We like to believe we make well-analyzed, rational decisions. We consciously evaluate data, massage statistics and assign weights to the pros and cons of what we think are potential outcomes. Yet time and time again, we realize in hindsight that we didn’t make a rational decision – buying that stock near the top, investing in the vacation house in 2008 or leaving our spouse for someone seemingly so much more interesting… all have a way of looking downright stupid a few years or even months down the road.
We tell ourselves “I will never do that again”. We vow to be more objective and less swayed by our emotions.
And the beat goes on.
Could it be that maybe our whole approach to making judgment calls is based on faulty assumptions? It sure seems that way when Harvard can put 70 portfolio managers in a room and over the course of two days even these professionals in probability fail the group exercises over and over and over.
How about we take a step back and reconsider the substrate of decisions altogether?
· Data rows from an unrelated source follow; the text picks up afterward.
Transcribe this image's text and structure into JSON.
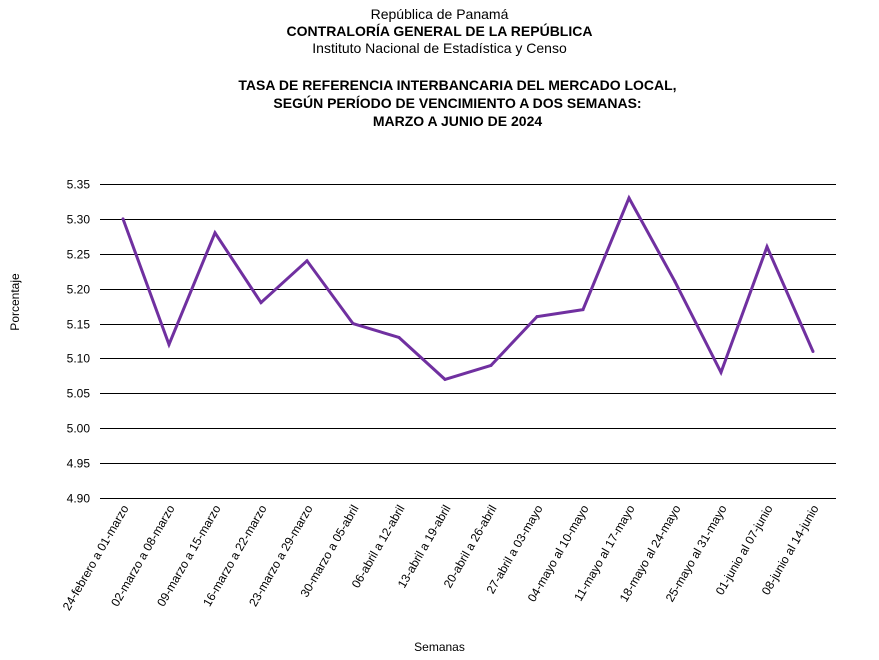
{
  "header": {
    "line1": "República de Panamá",
    "line2": "CONTRALORÍA GENERAL DE LA REPÚBLICA",
    "line3": "Instituto Nacional de Estadística y Censo"
  },
  "chart_data": {
    "type": "line",
    "title_lines": [
      "TASA DE REFERENCIA INTERBANCARIA DEL MERCADO LOCAL,",
      "SEGÚN PERÍODO DE VENCIMIENTO A DOS SEMANAS:",
      "MARZO  A JUNIO DE 2024"
    ],
    "xlabel": "Semanas",
    "ylabel": "Porcentaje",
    "ylim": [
      4.9,
      5.35
    ],
    "yticks": [
      "5.35",
      "5.30",
      "5.25",
      "5.20",
      "5.15",
      "5.10",
      "5.05",
      "5.00",
      "4.95",
      "4.90"
    ],
    "grid": true,
    "line_color": "#7030A0",
    "categories": [
      "24-febrero a 01-marzo",
      "02-marzo a 08-marzo",
      "09-marzo a 15-marzo",
      "16-marzo a 22-marzo",
      "23-marzo a 29-marzo",
      "30-marzo a 05-abril",
      "06-abril a 12-abril",
      "13-abril a 19-abril",
      "20-abril a 26-abril",
      "27-abril a 03-mayo",
      "04-mayo al 10-mayo",
      "11-mayo al 17-mayo",
      "18-mayo al 24-mayo",
      "25-mayo al 31-mayo",
      "01-junio al 07-junio",
      "08-junio al 14-junio"
    ],
    "values": [
      5.3,
      5.12,
      5.28,
      5.18,
      5.24,
      5.15,
      5.13,
      5.07,
      5.09,
      5.16,
      5.17,
      5.33,
      5.21,
      5.08,
      5.26,
      5.11
    ]
  }
}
I submit to you that while we believe we are thinking analytically we are really working within a social and emotional context that skews our field of vision in the same way those fun house glasses at the carnival do.
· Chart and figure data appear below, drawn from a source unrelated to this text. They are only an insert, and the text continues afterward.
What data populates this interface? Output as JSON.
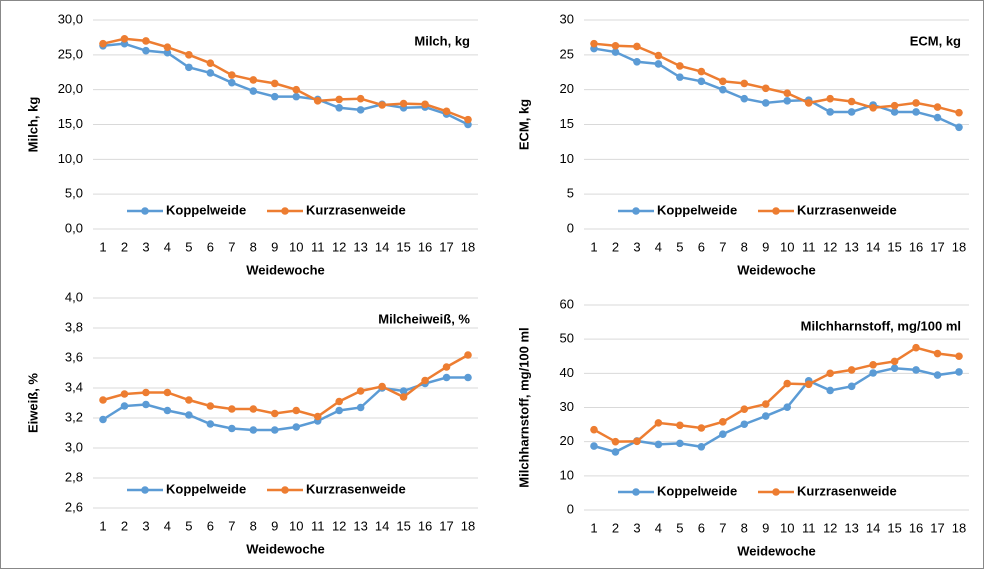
{
  "chart_data": [
    {
      "type": "line",
      "title": "Milch, kg",
      "x_label": "Weidewoche",
      "y_label": "Milch, kg",
      "categories": [
        "1",
        "2",
        "3",
        "4",
        "5",
        "6",
        "7",
        "8",
        "9",
        "10",
        "11",
        "12",
        "13",
        "14",
        "15",
        "16",
        "17",
        "18"
      ],
      "series": [
        {
          "name": "Koppelweide",
          "color": "#5b9bd5",
          "values": [
            26.3,
            26.6,
            25.6,
            25.3,
            23.2,
            22.4,
            21.0,
            19.8,
            19.0,
            19.0,
            18.6,
            17.4,
            17.1,
            17.9,
            17.4,
            17.5,
            16.5,
            15.0
          ]
        },
        {
          "name": "Kurzrasenweide",
          "color": "#ed7d31",
          "values": [
            26.6,
            27.3,
            27.0,
            26.1,
            25.0,
            23.8,
            22.1,
            21.4,
            20.9,
            20.0,
            18.4,
            18.6,
            18.7,
            17.8,
            18.0,
            17.9,
            16.9,
            15.7
          ]
        }
      ],
      "ylim": [
        0,
        30
      ],
      "yticks": [
        {
          "value": 0,
          "label": "0,0"
        },
        {
          "value": 5,
          "label": "5,0"
        },
        {
          "value": 10,
          "label": "10,0"
        },
        {
          "value": 15,
          "label": "15,0"
        },
        {
          "value": 20,
          "label": "20,0"
        },
        {
          "value": 25,
          "label": "25,0"
        },
        {
          "value": 30,
          "label": "30,0"
        }
      ],
      "grid": true
    },
    {
      "type": "line",
      "title": "ECM, kg",
      "x_label": "Weidewoche",
      "y_label": "ECM, kg",
      "categories": [
        "1",
        "2",
        "3",
        "4",
        "5",
        "6",
        "7",
        "8",
        "9",
        "10",
        "11",
        "12",
        "13",
        "14",
        "15",
        "16",
        "17",
        "18"
      ],
      "series": [
        {
          "name": "Koppelweide",
          "color": "#5b9bd5",
          "values": [
            25.9,
            25.4,
            24.0,
            23.7,
            21.8,
            21.2,
            20.0,
            18.7,
            18.1,
            18.4,
            18.5,
            16.8,
            16.8,
            17.8,
            16.8,
            16.8,
            16.0,
            14.6
          ]
        },
        {
          "name": "Kurzrasenweide",
          "color": "#ed7d31",
          "values": [
            26.6,
            26.3,
            26.2,
            24.9,
            23.4,
            22.6,
            21.2,
            20.9,
            20.2,
            19.5,
            18.1,
            18.7,
            18.3,
            17.4,
            17.7,
            18.1,
            17.5,
            16.7
          ]
        }
      ],
      "ylim": [
        0,
        30
      ],
      "yticks": [
        0,
        5,
        10,
        15,
        20,
        25,
        30
      ],
      "grid": true
    },
    {
      "type": "line",
      "title": "Milcheiweiß, %",
      "x_label": "Weidewoche",
      "y_label": "Eiweiß, %",
      "categories": [
        "1",
        "2",
        "3",
        "4",
        "5",
        "6",
        "7",
        "8",
        "9",
        "10",
        "11",
        "12",
        "13",
        "14",
        "15",
        "16",
        "17",
        "18"
      ],
      "series": [
        {
          "name": "Koppelweide",
          "color": "#5b9bd5",
          "values": [
            3.19,
            3.28,
            3.29,
            3.25,
            3.22,
            3.16,
            3.13,
            3.12,
            3.12,
            3.14,
            3.18,
            3.25,
            3.27,
            3.4,
            3.38,
            3.43,
            3.47,
            3.47
          ]
        },
        {
          "name": "Kurzrasenweide",
          "color": "#ed7d31",
          "values": [
            3.32,
            3.36,
            3.37,
            3.37,
            3.32,
            3.28,
            3.26,
            3.26,
            3.23,
            3.25,
            3.21,
            3.31,
            3.38,
            3.41,
            3.34,
            3.45,
            3.54,
            3.62
          ]
        }
      ],
      "ylim": [
        2.6,
        4.0
      ],
      "yticks": [
        {
          "value": 2.6,
          "label": "2,6"
        },
        {
          "value": 2.8,
          "label": "2,8"
        },
        {
          "value": 3.0,
          "label": "3,0"
        },
        {
          "value": 3.2,
          "label": "3,2"
        },
        {
          "value": 3.4,
          "label": "3,4"
        },
        {
          "value": 3.6,
          "label": "3,6"
        },
        {
          "value": 3.8,
          "label": "3,8"
        },
        {
          "value": 4.0,
          "label": "4,0"
        }
      ],
      "grid": true
    },
    {
      "type": "line",
      "title": "Milchharnstoff, mg/100 ml",
      "x_label": "Weidewoche",
      "y_label": "Milchharnstoff, mg/100 ml",
      "categories": [
        "1",
        "2",
        "3",
        "4",
        "5",
        "6",
        "7",
        "8",
        "9",
        "10",
        "11",
        "12",
        "13",
        "14",
        "15",
        "16",
        "17",
        "18"
      ],
      "series": [
        {
          "name": "Koppelweide",
          "color": "#5b9bd5",
          "values": [
            18.7,
            17.0,
            20.2,
            19.2,
            19.5,
            18.5,
            22.2,
            25.1,
            27.5,
            30.1,
            37.8,
            35.0,
            36.2,
            40.1,
            41.5,
            41.0,
            39.5,
            40.4
          ]
        },
        {
          "name": "Kurzrasenweide",
          "color": "#ed7d31",
          "values": [
            23.5,
            20.0,
            20.1,
            25.5,
            24.8,
            24.0,
            25.8,
            29.5,
            31.0,
            37.0,
            36.8,
            40.0,
            41.0,
            42.5,
            43.5,
            47.5,
            45.8,
            45.0
          ]
        }
      ],
      "ylim": [
        0,
        60
      ],
      "yticks": [
        0,
        10,
        20,
        30,
        40,
        50,
        60
      ],
      "grid": true
    }
  ]
}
Within markets, research shows that traders who understand the market as a social game do better. Even in probability tests, research shows that people who understand the problem in terms of humans instead of in terms of numbers will most likely deduce the correct answer more quickly and more often.
Likewise, it is very easy to predict decisions if one understands that residual emotion from previous results colors the way one sees a new problem. (In practicality this looks like what would have been a good idea yesterday, seems like the right thing to do now).
This social emotional context is the thesis of the book that sooner or later I will finish. In the meantime, I ask you to at least give the idea some thought – maybe our logically analytical numerically based thinking isn’t the creme de la creme.